I’ve heard this a million times before and still felt anxiety or the need to lie and make something up every time I was confronted with the need to say no. Of course, more self-Love was a game-changer and part of that journey included more focus on my yesses. My desires and wants are legit, gifted by the Universe, and really important to the thread of humanity. Sounds epic but I believe it now. If I hold my yesses that way, it leaves little room for stuff I don’t want to do. Think about it. “Guys, I can’t do the thing because I’m planning something cool for my new business! Or I’m doing this new meditation I found ! Or <insert other really fun, really exciting thing, requiring an exclamation point at the end of the sentence, HERE>!
It’s exponentially easier to say no when you’re excited about something else. So, what do you want? Who do you want to be? What do you want to create? Let’s be like the ants and get some stuff done, well, maybe with a little grasshopper fun too! Check out the quotes below that are certainly part of larger works but also capture May’s unique essence and energy, and also some things I would definitely say yes to. Enjoy!
Bee by Boris Smokrovic
“Come to the orchard in Spring. There is light and wine, and sweethearts in the pomegranate flowers.”
“She was stretched on her back beneath the pear tree soaking in the alto chant of the visiting bees, the gold of the sun and the panting breath of the breeze when the inaudible voice of it all came to her. She saw a dust-bearing bee sink into the sanctum of a bloom; the thousand sister-calyxes arch to meet the love embrace and the ecstatic shiver of the tree from root to tiniest branch creaming in every blossom and frothing with delight. So this was a marriage! ”

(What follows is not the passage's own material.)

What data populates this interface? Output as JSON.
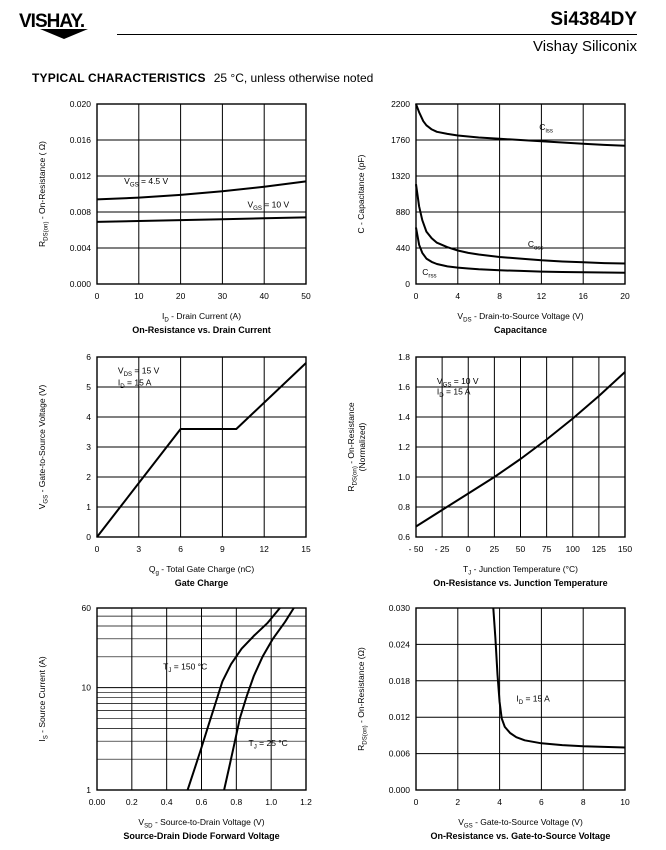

“To see a World in a grain of sand
And a Heaven in a wild flower,
Hold Infinity in the palm of your hand
And Eternity in an hour. ”
“And the secret garden bloomed and bloomed and every morning revealed new miracles.”
“Earth laughs in flowers.”
“Nobody sees a flower - really - it is so small it takes time - we haven’t time - and to see takes time, like to have a friend takes time.”
“It’s a spring fever. That is what the name of it is. And when you’ve got it, you want to—oh, you don’t quite know what it is you do want, but it just fairly makes your heart ache, you want it so!”